Cependant ces gains de productivité plus importants encore peuvent être obtenus par d'autres moyens, en particulier en imaginant et en offrant des produits nouveaux, ou des produits sous de nouvelles formes, en utilisant éventuellement des techniques relativement anciennes comme l'analyse de la valeur.

Ainsi les compagnies aériennes, dites improprement (et péjorativement) à bas coûts ou low costs diminuent leurs coûts, donc leurs prix de vente (on devrait plutôt les appeler des compagnies à prix faibles), tout en dégageant des marges bénéficiaires importantes du fait

  • Que les billets sont pris exclusivement par Internet, ramenant ainsi quasiment à zéro ces coûts de commercialisation,
  • d'une politique de choix d'aéroports secondaires dont les prestations coûtent moins cher, ce qui permet de diminuer les coûts de fonctionnement,
  • d'une redéfinition des services de restauration à bord réduisant presque à néant les coûts des services embarqués.

Dans un grand nombre d'entreprises, la productivité peut donc progresser sans investissement, par de nouvelles formes d'organisation ou de prestations de services.

Les entreprises peuvent donc dégager des gains de productivité importants par divers moyens, à condition que leurs dirigeants le veuillent et … que les salariés en acceptent les conséquences (licenciements, changements d'habitude de travail, etc.)

La méthode de calcul de la productivité est globale.
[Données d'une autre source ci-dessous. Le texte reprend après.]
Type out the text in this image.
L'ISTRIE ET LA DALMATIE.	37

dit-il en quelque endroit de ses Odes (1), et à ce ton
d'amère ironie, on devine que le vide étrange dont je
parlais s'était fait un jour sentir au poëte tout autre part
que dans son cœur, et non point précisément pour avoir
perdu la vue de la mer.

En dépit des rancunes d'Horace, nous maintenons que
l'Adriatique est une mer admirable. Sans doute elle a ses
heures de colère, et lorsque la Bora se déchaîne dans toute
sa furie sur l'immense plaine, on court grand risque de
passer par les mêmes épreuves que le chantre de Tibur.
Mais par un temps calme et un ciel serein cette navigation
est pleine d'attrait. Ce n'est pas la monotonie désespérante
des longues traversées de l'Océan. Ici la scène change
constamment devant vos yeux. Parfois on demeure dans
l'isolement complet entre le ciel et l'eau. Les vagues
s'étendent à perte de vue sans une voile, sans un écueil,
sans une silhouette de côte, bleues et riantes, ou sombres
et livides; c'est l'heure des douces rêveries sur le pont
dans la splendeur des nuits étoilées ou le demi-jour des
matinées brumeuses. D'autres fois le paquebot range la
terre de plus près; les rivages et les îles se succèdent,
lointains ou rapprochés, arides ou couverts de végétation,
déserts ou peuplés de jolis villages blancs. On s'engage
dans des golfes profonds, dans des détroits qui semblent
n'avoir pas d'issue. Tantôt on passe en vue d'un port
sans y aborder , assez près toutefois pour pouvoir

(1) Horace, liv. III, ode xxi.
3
Les gains de productivité peuvent donc provenir de l'ensemble de l'économie.
Ainsi, il faut raisonner également au niveau du système global de production, celui d'une
nation.

2ème réponse : les gains de productivité proviennent de la nation en tant que système global.
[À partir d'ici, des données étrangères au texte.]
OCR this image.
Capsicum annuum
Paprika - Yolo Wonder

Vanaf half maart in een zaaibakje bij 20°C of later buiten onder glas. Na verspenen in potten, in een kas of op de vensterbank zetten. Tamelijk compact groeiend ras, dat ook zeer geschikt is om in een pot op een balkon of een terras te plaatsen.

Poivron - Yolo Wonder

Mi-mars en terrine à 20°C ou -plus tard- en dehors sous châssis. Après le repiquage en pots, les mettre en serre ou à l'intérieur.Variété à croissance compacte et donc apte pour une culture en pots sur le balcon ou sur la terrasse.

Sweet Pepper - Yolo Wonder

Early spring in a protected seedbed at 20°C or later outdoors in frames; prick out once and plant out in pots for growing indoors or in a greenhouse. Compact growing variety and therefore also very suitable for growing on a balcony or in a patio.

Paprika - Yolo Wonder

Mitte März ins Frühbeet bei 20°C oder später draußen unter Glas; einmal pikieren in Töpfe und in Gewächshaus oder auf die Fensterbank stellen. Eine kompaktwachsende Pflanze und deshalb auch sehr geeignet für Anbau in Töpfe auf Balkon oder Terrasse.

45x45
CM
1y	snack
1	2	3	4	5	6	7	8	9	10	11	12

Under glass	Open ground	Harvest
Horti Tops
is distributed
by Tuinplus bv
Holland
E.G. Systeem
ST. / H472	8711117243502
Les Etats-Unis fournissent un excellent exemple : tout y est fait pour faciliter la productivité des entreprises, pour l'améliorer encore et toujours.
Comment ?

D'abord grâce aux infrastructures publiques, matérielles et immatérielles.
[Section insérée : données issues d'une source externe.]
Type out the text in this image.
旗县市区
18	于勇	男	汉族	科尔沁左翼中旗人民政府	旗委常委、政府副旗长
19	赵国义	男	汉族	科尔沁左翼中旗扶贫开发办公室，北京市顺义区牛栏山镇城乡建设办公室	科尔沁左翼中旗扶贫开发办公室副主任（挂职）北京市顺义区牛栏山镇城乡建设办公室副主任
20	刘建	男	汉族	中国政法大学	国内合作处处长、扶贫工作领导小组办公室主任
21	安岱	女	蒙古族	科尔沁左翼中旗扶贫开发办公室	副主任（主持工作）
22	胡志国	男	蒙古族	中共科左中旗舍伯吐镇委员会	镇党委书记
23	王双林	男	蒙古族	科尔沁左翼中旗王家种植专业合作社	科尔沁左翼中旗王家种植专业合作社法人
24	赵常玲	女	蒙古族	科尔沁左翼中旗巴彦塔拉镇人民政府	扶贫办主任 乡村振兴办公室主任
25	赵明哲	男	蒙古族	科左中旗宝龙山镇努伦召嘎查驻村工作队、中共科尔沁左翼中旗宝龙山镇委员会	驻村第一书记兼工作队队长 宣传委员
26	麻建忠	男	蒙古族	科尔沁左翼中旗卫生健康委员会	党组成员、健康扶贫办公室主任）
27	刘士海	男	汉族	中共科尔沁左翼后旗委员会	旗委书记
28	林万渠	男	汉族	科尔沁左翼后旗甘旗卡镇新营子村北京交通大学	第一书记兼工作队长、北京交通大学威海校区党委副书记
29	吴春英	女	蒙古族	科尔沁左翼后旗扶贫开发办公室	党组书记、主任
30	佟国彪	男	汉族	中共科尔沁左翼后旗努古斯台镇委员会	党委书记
Les réseaux de communication sont généralement surdimensionnés par rapport aux besoins. Il en est ainsi des rues, des routes, et des autoroutes. Par exemple, il est très facile et rapide de trouver le destinataire d'un colis dans des villes dont les rues sont ordonnées selon un maillage matriciel et dans lesquelles la circulation est fluide.

Il en est de même pour les aéroports, les chemins de fer qui facilitent le transport du fret, ainsi que pour les ports pour le transport par cabotage. Ces infrastructures publiques (ou privées) concourent aux gains de productivité des entreprises au service desquelles elles se trouvent.

Les infrastructures pour les services de communication facilitent l'échange des informations. Ainsi les réseaux câblés et à haut débit favorisent le développement d'Internet.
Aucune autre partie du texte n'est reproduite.